LA FRANCE EST-ELLE ENCORE ‘‘LA FILLE AINÉE DE L’EGLISE’’ ?

Publié le par GILDEVER

LA FRANCE EST-ELLE ENCORE ‘‘LA FILLE AINÉE DE L’EGLISE’’ ?

Depuis mon île d’adoption et, dans l’attente (souvent bien longue, vu le mauvais temps) de voir mon bouchon plonger vers le fond, laissant espérer une bonne prise pour mon repas, il m’arrive de laisser vagabonder mon esprit sur l’actualité…

Alors que la plupart des médias ont occulté volontairement le Synode des jeunes qui s’est tenu du 3 au 28 octobre, parmi les multiples thèmes abordés (SYNODE 2018), j’ai été attentif à l’intervention de Monseigneur Jean Kockerols, évêque auxiliaire de Malines-Bruxelles.
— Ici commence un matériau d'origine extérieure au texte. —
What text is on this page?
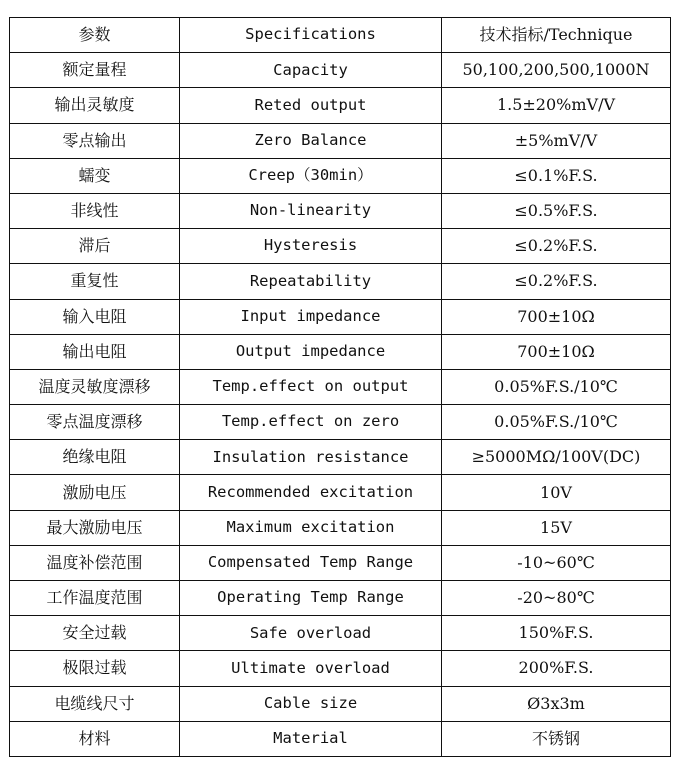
参数	Specifications	技术指标/Technique
额定量程	Capacity	50,100,200,500,1000N
输出灵敏度	Reted output	1.5±20%mV/V
零点输出	Zero Balance	±5%mV/V
蠕变	Creep（30min）	≤0.1%F.S.
非线性	Non-linearity	≤0.5%F.S.
滞后	Hysteresis	≤0.2%F.S.
重复性	Repeatability	≤0.2%F.S.
输入电阻	Input impedance	700±10Ω
输出电阻	Output impedance	700±10Ω
温度灵敏度漂移	Temp.effect on output	0.05%F.S./10℃
零点温度漂移	Temp.effect on zero	0.05%F.S./10℃
绝缘电阻	Insulation resistance	≥5000MΩ/100V(DC)
激励电压	Recommended excitation	10V
最大激励电压	Maximum excitation	15V
温度补偿范围	Compensated Temp Range	-10~60℃
工作温度范围	Operating Temp Range	-20~80℃
安全过载	Safe overload	150%F.S.
极限过载	Ultimate overload	200%F.S.
电缆线尺寸	Cable size	Ø3x3m
材料	Material	不锈钢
Monseigneur Jean Kockerols

Monseigneur Jean Kockerols

S’exprimant sur le thème de la vocation, Mgr Jean Kockerols a déclaré en conclusion de son intervention devant le Synode : « Je suis convaincu que certains jeunes, qui ont puisé dans la vocation baptismale leur appel à s’engager par les liens du mariage, répondraient volontiers “Me voici” si l’Église devait les appeler au ministère presbytéral ».

Et, le porte-parole de la Conférence épiscopale de Belgique, le Père Tommy Scholtes, de préciser que Mgr Kockerols avait soumis préalablement son texte aux évêques belges et que c’est « au nom de la conférence épiscopale » qu’il s’était exprimé en faveur de l’ordination d’hommes mariés.

Reconnaissant que l’ordination d’hommes mariés pouvait « répondre indirectement » à la crise des vocations, le père Scholtes estime toutefois que « ce n’est pas la seule solution tant cette crise est aussi une question de crédibilité de la foi dans le monde aujourd’hui ».

« On sait que du côté du monde protestant ou orthodoxe où les pasteurs peuvent être mariés, il y a aussi une difficulté à trouver des jeunes hommes qui acceptent ce service d’Église », a-t-il relevé.

Dans cette même intervention, Mgr Kockerols invitait également à « une meilleure compréhension de l’usage que nous faisons du terme “vocation” », rappelant que « la vocation baptismale est “source et sommet de toute autre vocation ».

« L’Église se doit d’accompagner, avec tact et pédagogie, le discernement des jeunes, a-t-il expliqué. Elle doit les aider à faire “l’exégèse” de leur vie, pour qu’ils deviennent, chacun à son propre rythme, disciples du Christ. Si elle ne s’y engage pas mieux, l’Église continuera à perdre sa crédibilité ».

« Voilà pourquoi l’Église accompagne aussi, sans forcer, les questions liées à l’état de vie : le mariage chrétien et le célibat pour le Royaume », a-encore souligné Mgr Kockerols insistant sur le fait que « ces deux vocations méritent d’être, à parts égales, mises en valeur par l’Église ».

Relevant que « la vocation baptismale ouvre le cœur de certaines personnes – mariées ou célibataires – à l’appel de l’Église, au nom du Seigneur, à la servir, à être ministre de la communauté chrétienne », il en est naturellement venu à plaider pour l’ordination d’hommes mariés au ministère presbytéral.

L’Église de France qui, à bien des égards, (ou des écarts) s’est montrée ces dernières années si complaisante avec le régime socialiste, serait bien avisée d’écouter son homologue Belge, à défaut de voir le nombre de ses prêtres réduit en peau de chagrin et les églises se vider de ses fidèles.